When Customer Experience is introduced into a corporate strategy or dusted off, when it has been there all along, as a part of a strategy review, it can be a daunting task. Customer Experience is not a neatly scoped project that involves only a technology implementation or people transformation or process optimization ̶ not that in anyone’s experience any of those can be called neatly scoped. Customer Experience per definition deals with consumer expectations and emotions and those are ever changing and very messy for a typical A-type strategist or leader.
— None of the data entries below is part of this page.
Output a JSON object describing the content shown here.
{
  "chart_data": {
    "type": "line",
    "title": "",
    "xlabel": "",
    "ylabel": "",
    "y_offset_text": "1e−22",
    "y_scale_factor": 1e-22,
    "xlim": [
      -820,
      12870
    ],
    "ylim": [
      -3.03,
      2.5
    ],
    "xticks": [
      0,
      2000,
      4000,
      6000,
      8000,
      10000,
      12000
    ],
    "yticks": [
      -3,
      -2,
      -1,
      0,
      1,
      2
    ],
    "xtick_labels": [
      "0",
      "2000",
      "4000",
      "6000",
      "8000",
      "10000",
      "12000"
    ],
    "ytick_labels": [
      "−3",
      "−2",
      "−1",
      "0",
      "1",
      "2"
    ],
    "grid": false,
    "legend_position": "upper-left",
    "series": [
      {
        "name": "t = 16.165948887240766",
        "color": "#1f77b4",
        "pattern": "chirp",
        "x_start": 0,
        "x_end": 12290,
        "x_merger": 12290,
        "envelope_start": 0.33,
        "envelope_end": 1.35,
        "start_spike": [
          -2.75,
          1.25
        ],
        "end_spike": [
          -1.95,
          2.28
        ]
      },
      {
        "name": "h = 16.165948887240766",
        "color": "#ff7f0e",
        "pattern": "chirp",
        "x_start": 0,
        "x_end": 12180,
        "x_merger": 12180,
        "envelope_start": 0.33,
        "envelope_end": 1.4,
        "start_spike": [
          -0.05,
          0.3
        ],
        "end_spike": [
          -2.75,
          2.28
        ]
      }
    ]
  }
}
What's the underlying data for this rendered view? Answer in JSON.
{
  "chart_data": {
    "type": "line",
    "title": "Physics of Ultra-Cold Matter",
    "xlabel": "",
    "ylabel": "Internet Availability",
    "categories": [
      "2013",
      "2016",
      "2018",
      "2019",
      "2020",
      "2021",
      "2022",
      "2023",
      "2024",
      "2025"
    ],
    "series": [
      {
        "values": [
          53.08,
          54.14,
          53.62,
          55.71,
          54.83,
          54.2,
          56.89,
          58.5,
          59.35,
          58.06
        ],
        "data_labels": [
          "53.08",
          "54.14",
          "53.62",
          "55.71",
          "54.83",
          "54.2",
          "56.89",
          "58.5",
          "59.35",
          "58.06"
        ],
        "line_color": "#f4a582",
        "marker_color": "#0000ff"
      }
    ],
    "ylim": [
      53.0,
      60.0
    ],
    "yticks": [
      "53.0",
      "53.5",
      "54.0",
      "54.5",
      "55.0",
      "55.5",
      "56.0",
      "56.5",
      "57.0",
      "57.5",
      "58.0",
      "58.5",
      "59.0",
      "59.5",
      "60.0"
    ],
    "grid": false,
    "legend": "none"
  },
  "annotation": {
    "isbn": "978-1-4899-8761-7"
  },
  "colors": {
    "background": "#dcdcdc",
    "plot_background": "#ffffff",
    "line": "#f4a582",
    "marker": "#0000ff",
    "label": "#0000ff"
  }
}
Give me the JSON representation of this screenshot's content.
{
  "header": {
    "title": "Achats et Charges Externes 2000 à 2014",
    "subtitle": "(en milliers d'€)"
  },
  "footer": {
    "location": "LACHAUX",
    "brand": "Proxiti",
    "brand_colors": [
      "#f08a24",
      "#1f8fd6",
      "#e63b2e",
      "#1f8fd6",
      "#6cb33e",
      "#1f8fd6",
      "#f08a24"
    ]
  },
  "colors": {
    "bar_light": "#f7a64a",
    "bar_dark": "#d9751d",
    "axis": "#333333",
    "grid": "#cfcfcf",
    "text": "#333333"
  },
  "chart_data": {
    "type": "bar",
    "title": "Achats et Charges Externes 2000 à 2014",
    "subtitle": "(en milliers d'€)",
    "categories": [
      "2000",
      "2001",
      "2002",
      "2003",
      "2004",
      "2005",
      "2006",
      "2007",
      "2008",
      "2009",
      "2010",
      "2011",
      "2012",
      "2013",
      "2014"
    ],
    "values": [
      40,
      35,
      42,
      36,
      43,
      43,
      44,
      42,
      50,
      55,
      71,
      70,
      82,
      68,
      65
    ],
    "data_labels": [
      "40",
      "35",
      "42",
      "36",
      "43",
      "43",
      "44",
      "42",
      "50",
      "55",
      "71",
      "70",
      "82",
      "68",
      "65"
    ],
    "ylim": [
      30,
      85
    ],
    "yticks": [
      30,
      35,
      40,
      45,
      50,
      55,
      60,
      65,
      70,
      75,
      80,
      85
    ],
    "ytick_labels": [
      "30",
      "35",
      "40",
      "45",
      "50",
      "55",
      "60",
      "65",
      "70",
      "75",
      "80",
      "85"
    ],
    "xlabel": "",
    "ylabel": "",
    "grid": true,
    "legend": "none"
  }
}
In an attempt to simplify Customer Experience (CX) in a humorous but practical manner, let me take you through the CX f-words:
When doing a Customer Experience discovery process, I often find that how we think the experience is functioning and how it really is functioning are worlds apart. An experience being functional means a consumer is achieving his objective. During a CX audit, when the experience is dysfunctional, it must go into a fix-it-now project stream and be addressed immediately. An example of an experience not working, which I recently discovered with a group of leaders, is that the signage to the customer service centre was obscured by a tree and most customers would use another entrance to the building. The reception staff at the other entrance would get very frustrated but never stopped to ask why so many people were using the wrong entrance to the building.
The untold secret that all customer experience consultants and professionals use, is they ask “why?” a lot, until they get to the real answer.
Consumers have so many choices and so little time, so they choose the competitive option that takes the least effort. They choose the quote from the company that responded quickest and answered all the questions they had asked compared to the company that sent them web links to a complex comparison tool.
Frictionless interactions that are highly functional are the next competitive battleground for companies.
In order for a customer to comment on an experience he had, it would have had to have some emotional peak. This peak could be positive or negative. I refer to the work of Barbara Fredrickson and Daniel Kahneman related to the end-peak rule, which says that negative occurrences in any consumer interaction can be counteracted by establishing ”a firmly positive peak and end” (source: http://en.wikipedia.org/wiki/Peak-end_rule).
The amazing potential of this research is that if we design an experience deliberately, we can design it to have the appropriate peaks, evoking the emotions that we know drive loyalty and long-term spend. (I had to add the last bit just to satisfy the business case for the CFOs.)
Over the past 8 years I have collected numerous experience artifacts and examples of a failed experience. In a lot of the work I have done with complaints teams in large organizations, I often ask these teams how many brand-new, never-before-encountered problems they have had in the previous 6 months. Usually they whisper “mostly the same old sh*t”. The problem is that most of these teams never pause to ask how they can deal better with the same old problems. I acknowledge the operational pressures of making service level agreements, not paying administration penalties and producing scorecards that show how much they have done.
What I am making an appeal for is that we create space, without judgment and blame, for people to ask “why” more often in search of better solutions and prevention of issues that escalate into problems or complaints. I lobby for designing responses from complaints teams that show real empathy and compassion rather than make the customer feel like a freak of nature that dared demand respect and stood up for his rights.
My husband often says, “Please don’t make a scene” when we go to a restaurant, implying that I am wrong for complaining about bad service. There should be no shame in speaking up about service and product failures.
If design is applied to the typical failures any organization experiences, because we know they will happen, and people are trained to not be surprised by the failures and to handle them in a sophisticated, elegant manner, there should be no reason to “make a scene”.
In conclusion, if your experiences are functional and frictionless, you aim for their being fantastic to some extent, and you deliberately manage any failures, you will get ahead and stay ahead and also be very difficult to imitate.